Stripped of his armour, and even of the buff coat which he had worn underneath, with his shirt and person dabbled with blood and dirt, was the body of the unfortunate Prince de Condé cast across an ass, with the head hanging down on one side and the feet on the other. His hair, which was long and very beautiful, fell in glossy curls towards the ground; but, from the point of the locks near the face, the blood, still streaming from his death-wound, dropped slowly as they bore him along upon the dusty ground, and made a small pool when the body stopped before the feet of the Duke of Anjou's horse. However much he might be changed since I had seen him, I knew the body at once, by the lace and the violet-coloured ribands which tied the sleeves of his shirt, which I had remarked particularly while he was putting on his casque at the moment that the horse had kicked him.
"Are you sure that is he?" said the Duke of Anjou. "Lift up his head, Magnac; one cannot see his face."
The Baron de Magnac twined his fingers in his hair and lifted up his face, exposing the ghastly wound from which he died, and which had so terribly disfigured him, that, what with blood and dirt, and the black smoke of the pistol, his features could hardly be recognised by any one. When I thought of that same countenance, as I had seen it but a few weeks before, smiling with gay and kindly feelings as he laid the blade of knighthood on my shoulder, and compared it with the dark, mutilated object before me, I myself could scarcely have told that it was the same, had it not been for the other marks I have mentioned.

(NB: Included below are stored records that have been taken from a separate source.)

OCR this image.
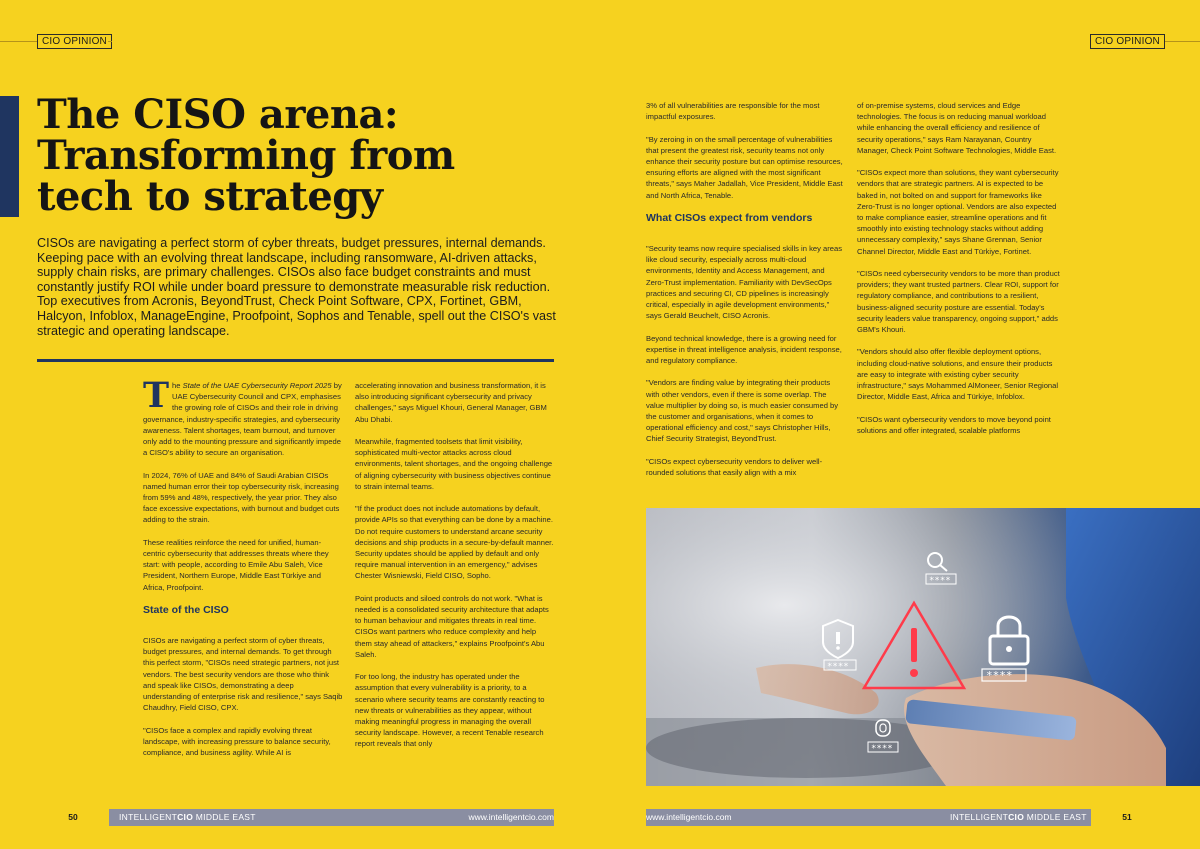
CIO OPINION	CIO OPINION
The CISO arena:
Transforming from
tech to strategy

CISOs are navigating a perfect storm of cyber threats, budget pressures, internal demands. Keeping pace with an evolving threat landscape, including ransomware, AI-driven attacks, supply chain risks, are primary challenges. CISOs also face budget constraints and must constantly justify ROI while under board pressure to demonstrate measurable risk reduction. Top executives from Acronis, BeyondTrust, Check Point Software, CPX, Fortinet, GBM, Halcyon, Infoblox, ManageEngine, Proofpoint, Sophos and Tenable, spell out the CISO's vast strategic and operating landscape.

The State of the UAE Cybersecurity Report 2025 by UAE Cybersecurity Council and CPX, emphasises the growing role of CISOs and their role in driving governance, industry-specific strategies, and cybersecurity awareness. Talent shortages, team burnout, and turnover only add to the mounting pressure and significantly impede a CISO's ability to secure an organisation.

In 2024, 76% of UAE and 84% of Saudi Arabian CISOs named human error their top cybersecurity risk, increasing from 59% and 48%, respectively, the year prior. They also face excessive expectations, with burnout and budget cuts adding to the strain.

These realities reinforce the need for unified, human-centric cybersecurity that addresses threats where they start: with people, according to Emile Abu Saleh, Vice President, Northern Europe, Middle East Türkiye and Africa, Proofpoint.

State of the CISO

CISOs are navigating a perfect storm of cyber threats, budget pressures, and internal demands. To get through this perfect storm, "CISOs need strategic partners, not just vendors. The best security vendors are those who think and speak like CISOs, demonstrating a deep understanding of enterprise risk and resilience," says Saqib Chaudhry, Field CISO, CPX.

"CISOs face a complex and rapidly evolving threat landscape, with increasing pressure to balance security, compliance, and business agility. While AI is

accelerating innovation and business transformation, it is also introducing significant cybersecurity and privacy challenges," says Miguel Khouri, General Manager, GBM Abu Dhabi.

Meanwhile, fragmented toolsets that limit visibility, sophisticated multi-vector attacks across cloud environments, talent shortages, and the ongoing challenge of aligning cybersecurity with business objectives continue to strain internal teams.

"If the product does not include automations by default, provide APIs so that everything can be done by a machine. Do not require customers to understand arcane security decisions and ship products in a secure-by-default manner. Security updates should be applied by default and only require manual intervention in an emergency," advises Chester Wisniewski, Field CISO, Sopho.

Point products and siloed controls do not work. "What is needed is a consolidated security architecture that adapts to human behaviour and mitigates threats in real time. CISOs want partners who reduce complexity and help them stay ahead of attackers," explains Proofpoint's Abu Saleh.

For too long, the industry has operated under the assumption that every vulnerability is a priority, to a scenario where security teams are constantly reacting to new threats or vulnerabilities as they appear, without making meaningful progress in managing the overall security landscape. However, a recent Tenable research report reveals that only

3% of all vulnerabilities are responsible for the most impactful exposures.

"By zeroing in on the small percentage of vulnerabilities that present the greatest risk, security teams not only enhance their security posture but can optimise resources, ensuring efforts are aligned with the most significant threats," says Maher Jadallah, Vice President, Middle East and North Africa, Tenable.

What CISOs expect from vendors

"Security teams now require specialised skills in key areas like cloud security, especially across multi-cloud environments, Identity and Access Management, and Zero-Trust implementation. Familiarity with DevSecOps practices and securing CI, CD pipelines is increasingly critical, especially in agile development environments," says Gerald Beuchelt, CISO Acronis.

Beyond technical knowledge, there is a growing need for expertise in threat intelligence analysis, incident response, and regulatory compliance.

"Vendors are finding value by integrating their products with other vendors, even if there is some overlap. The value multiplier by doing so, is much easier consumed by the customer and organisations, when it comes to operational efficiency and cost," says Christopher Hills, Chief Security Strategist, BeyondTrust.

"CISOs expect cybersecurity vendors to deliver well-rounded solutions that easily align with a mix

of on-premise systems, cloud services and Edge technologies. The focus is on reducing manual workload while enhancing the overall efficiency and resilience of security operations," says Ram Narayanan, Country Manager, Check Point Software Technologies, Middle East.

"CISOs expect more than solutions, they want cybersecurity vendors that are strategic partners. AI is expected to be baked in, not bolted on and support for frameworks like Zero-Trust is no longer optional. Vendors are also expected to make compliance easier, streamline operations and fit smoothly into existing technology stacks without adding unnecessary complexity," says Shane Grennan, Senior Channel Director, Middle East and Türkiye, Fortinet.

"CISOs need cybersecurity vendors to be more than product providers; they want trusted partners. Clear ROI, support for regulatory compliance, and contributions to a resilient, business-aligned security posture are essential. Today's security leaders value transparency, ongoing support," adds GBM's Khouri.

"Vendors should also offer flexible deployment options, including cloud-native solutions, and ensure their products are easy to integrate with existing cyber security infrastructure," says Mohammed AlMoneer, Senior Regional Director, Middle East, Africa and Türkiye, Infoblox.

"CISOs want cybersecurity vendors to move beyond point solutions and offer integrated, scalable platforms

****
****
****
****
50	INTELLIGENTCIO MIDDLE EAST	www.intelligentcio.com	www.intelligentcio.com	INTELLIGENTCIO MIDDLE EAST	51
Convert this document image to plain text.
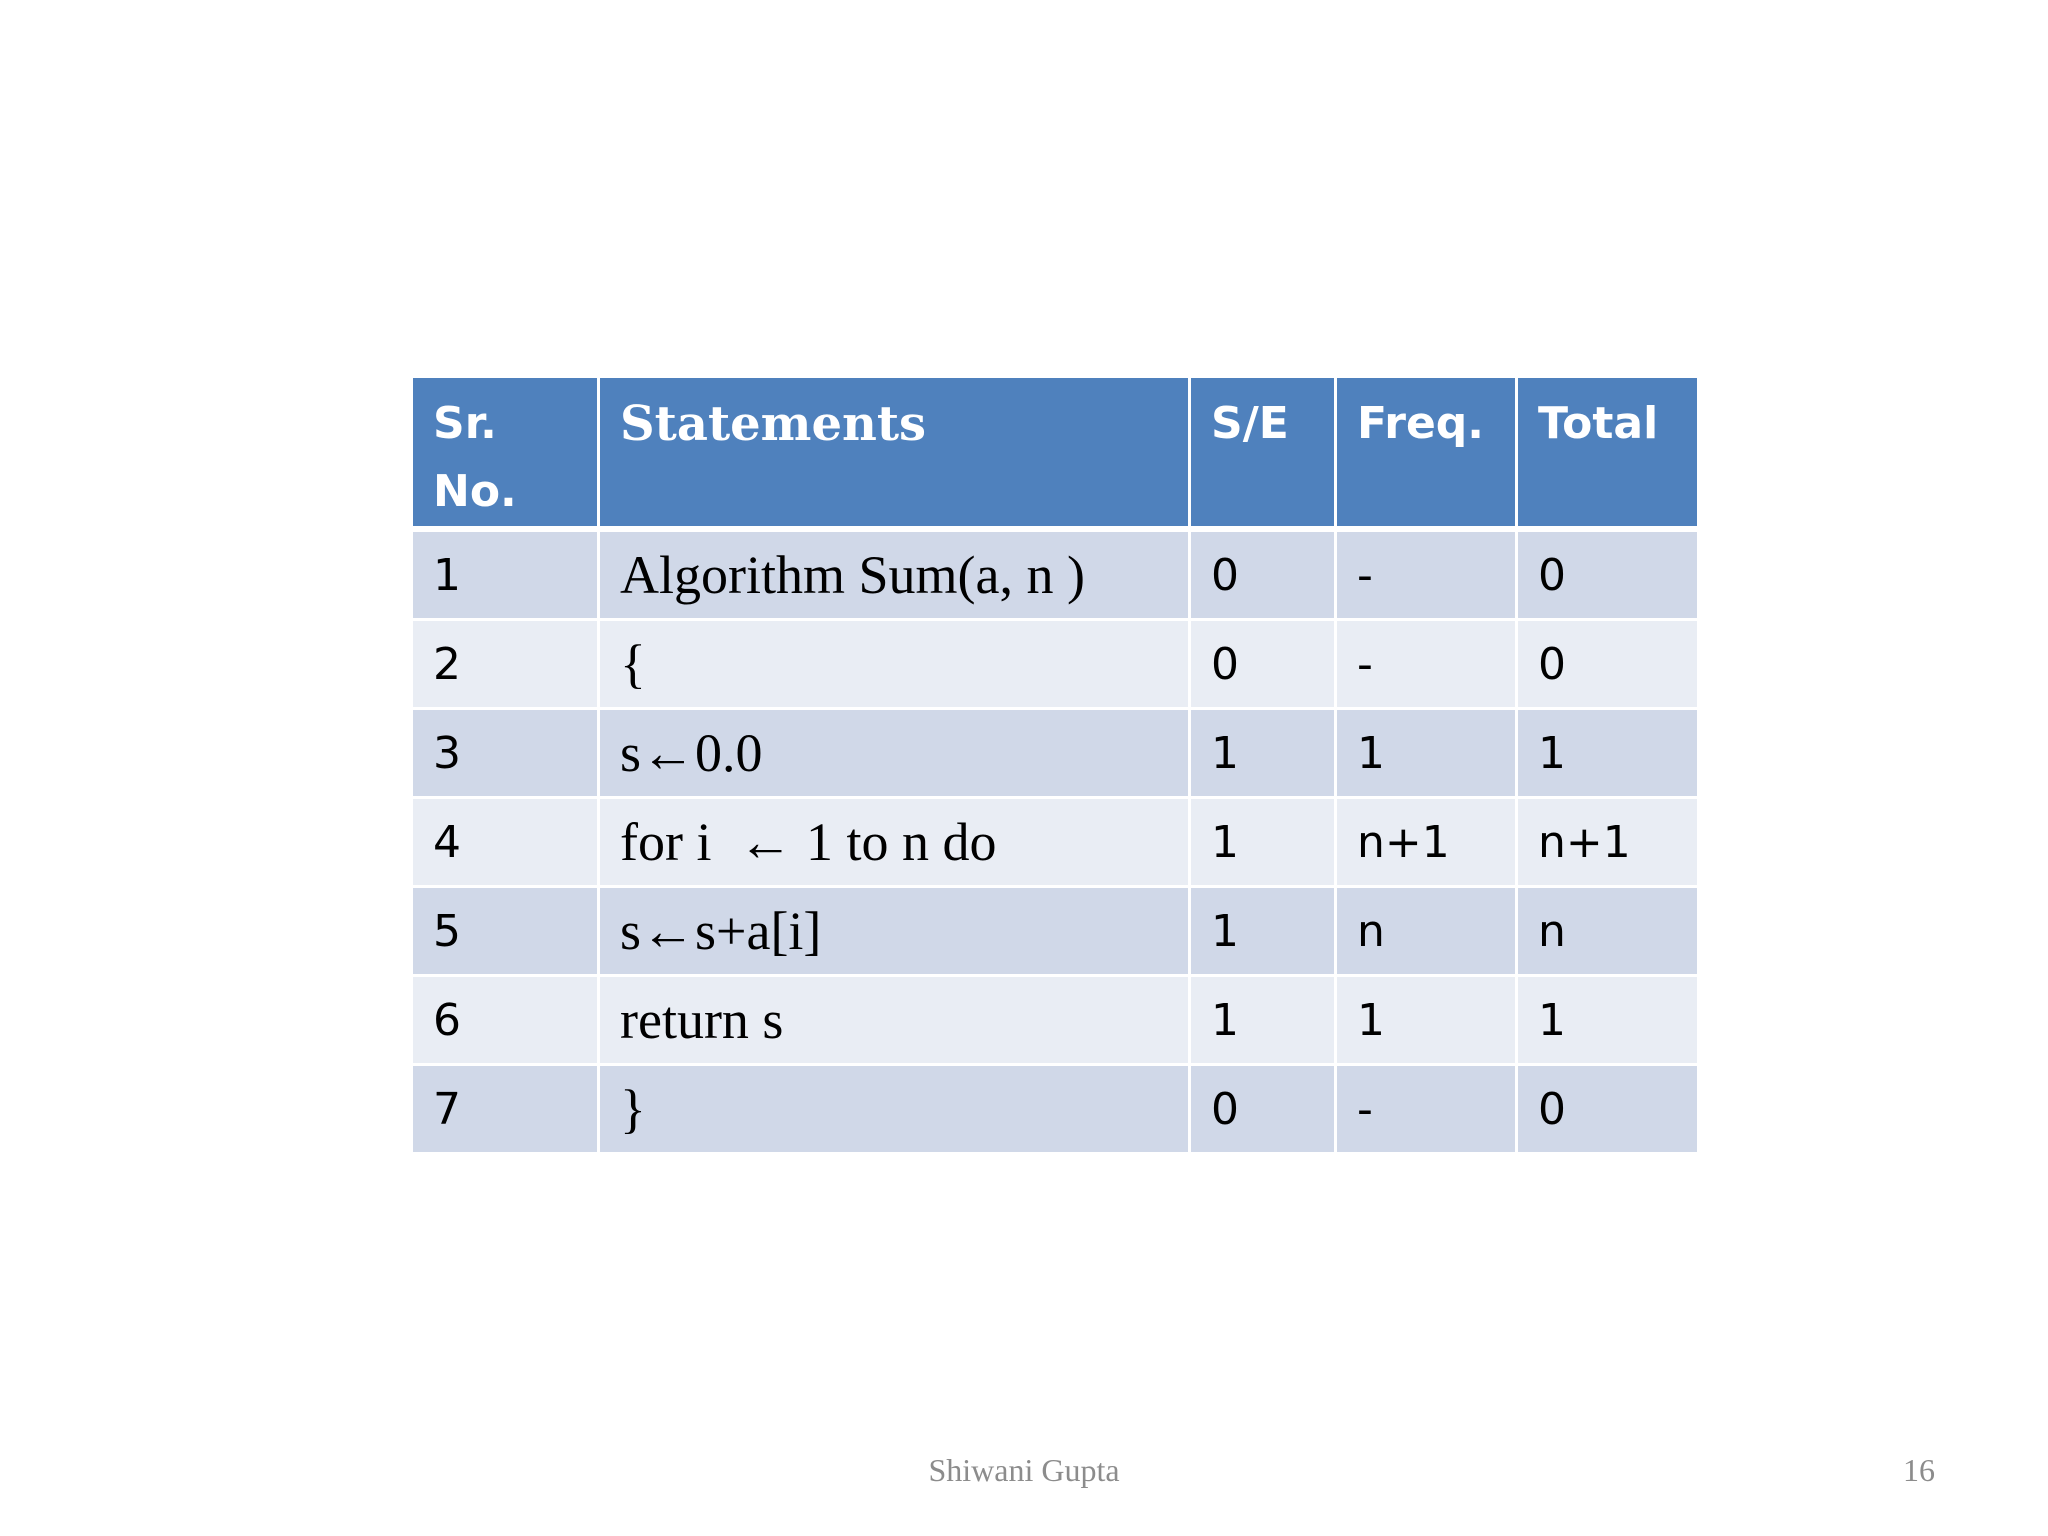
Sr.
No.	Statements	S/E	Freq.	Total
1	Algorithm Sum(a, n )	0	-	0
2	{	0	-	0
3	s←0.0	1	1	1
4	for i  ← 1 to n do	1	n+1	n+1
5	s←s+a[i]	1	n	n
6	return s	1	1	1
7	}	0	-	0
Shiwani Gupta	16
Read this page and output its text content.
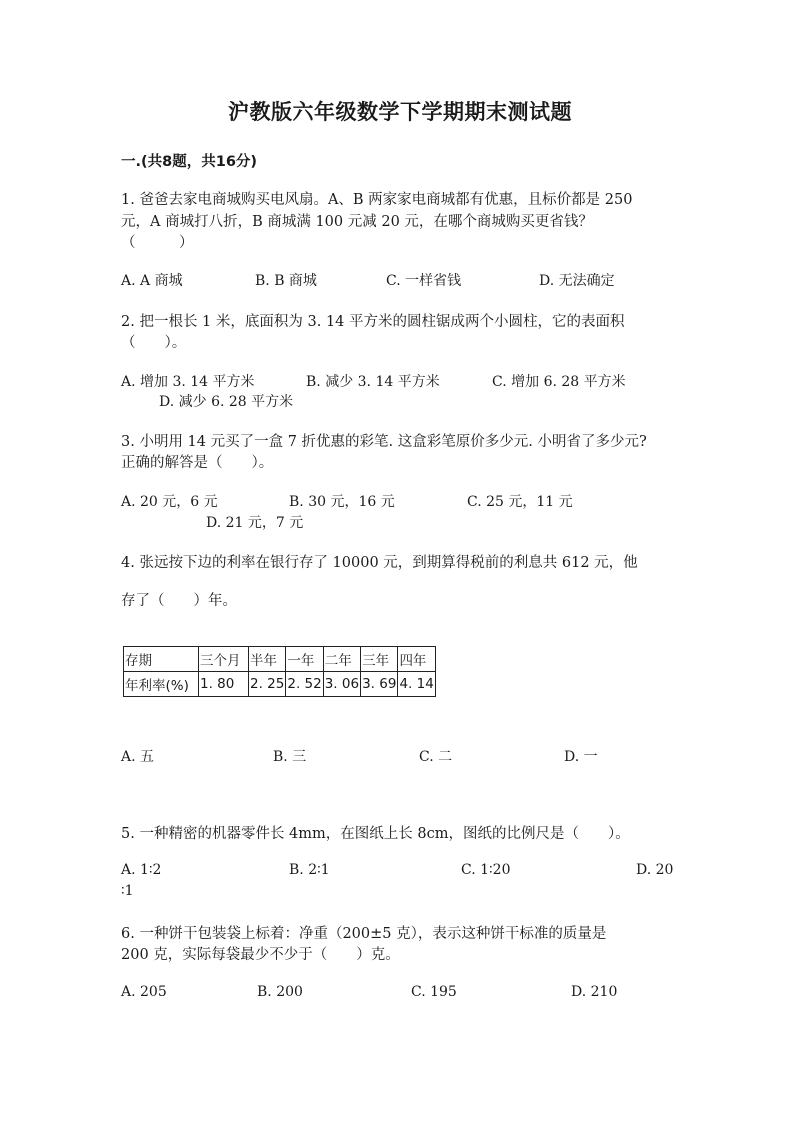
沪教版六年级数学下学期期末测试题
一.(共8题，共16分)
1. 爸爸去家电商城购买电风扇。A、B 两家家电商城都有优惠，且标价都是 250
元，A 商城打八折，B 商城满 100 元减 20 元，在哪个商城购买更省钱？
（　　　）
A. A 商城	B. B 商城	C. 一样省钱	D. 无法确定
2. 把一根长 1 米，底面积为 3. 14 平方米的圆柱锯成两个小圆柱，它的表面积
（　　）。
A. 增加 3. 14 平方米	B. 减少 3. 14 平方米	C. 增加 6. 28 平方米
D. 减少 6. 28 平方米
3. 小明用 14 元买了一盒 7 折优惠的彩笔. 这盒彩笔原价多少元. 小明省了多少元?
正确的解答是（　　）。
A. 20 元，6 元	B. 30 元，16 元	C. 25 元，11 元
D. 21 元，7 元
4. 张远按下边的利率在银行存了 10000 元，到期算得税前的利息共 612 元，他
存了（　　）年。
存期	三个月	半年	一年	二年	三年	四年
年利率(%)	1. 80	2. 25	2. 52	3. 06	3. 69	4. 14
A. 五	B. 三	C. 二	D. 一
5. 一种精密的机器零件长 4mm，在图纸上长 8cm，图纸的比例尺是（　　）。
A. 1∶2	B. 2∶1	C. 1∶20	D. 20
∶1
6. 一种饼干包装袋上标着：净重（200±5 克），表示这种饼干标准的质量是
200 克，实际每袋最少不少于（　　）克。
A. 205	B. 200	C. 195	D. 210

"Some one bring water from the stream," cried the Duke of Anjou. "We must wash his face and see."
The water was soon brought in a morion; and, when the blood and dirt were washed away, there was no difficulty in recognising the features of the unfortunate prince.
"Get a sheet from some of the farmhouses," cried the Duke of Anjou, "and carry the body on to Jarnac. You have told the truth, sir," he added, turning to me. "Now get you gone. Do with him as I bade you. Put him with the Scotchman, and bring him up this night."
Thus saying, he rode on himself, and I was conducted to the rear, where a surgeon dressed my wounds, and, finding my right arm broken, set it as best he might. They then led me for about two miles on the road to Jarnac, when they brought me to a farmhouse, where they placed me in a small room with several other prisoners, among whom I found La Noue and the Prince de Soubise, but not Stuart.
All, as well might be supposed, were deeply depressed, but that did not prevent a great deal of conversation from taking place; and there were fewer lamentations over our defeat itself than over the negligence of those who had occasioned it, by suffering the enemy to pass the river. La Loue, whose turn it had been to guard the bridge of Chateauneuf, was very much blamed; and certain it is, that, even if the enemy had forced the passage, the delay which that would have occasioned might have given us a chance of victory; for it was afterward ascertained that not one sixth part of the Protestant cavalry, and not one tenth of the Protestant infantry, arrived within a league of the field of battle till the whole was over. The truth is, that not above four thousand men were ever, at one time, engaged upon our part.
The discussion of these events had been going on for some time before I was brought in, and I soon found that the worst news of the whole, the death of the Prince de Condé, was still unknown among the leaders taken. When I told them the fact, however, I could scarcely get them to believe it, so horrible and improbable seemed the action that Montesquieu had committed. If I had told them that he had fallen by some chance blow or shot in fair fight, they would have given me credit at once; but I found them even more incredulous than the Catholics had been; and Soubise insisted that I must have made a mistake in the person, for Argence would never have suffered Montesquieu to kill a prince of the blood royal in his hands.
About four o'clock the rest of the prisoners were removed and marched on towards Jarnac, but I was ordered to remain, and I continued in the room of the farm for about a quarter of an hour, suffering intense torture from the wound in my right arm, and giving myself up, in solitude, to every sad and gloomy thought and expectation that it was possible for imagination to conjure up.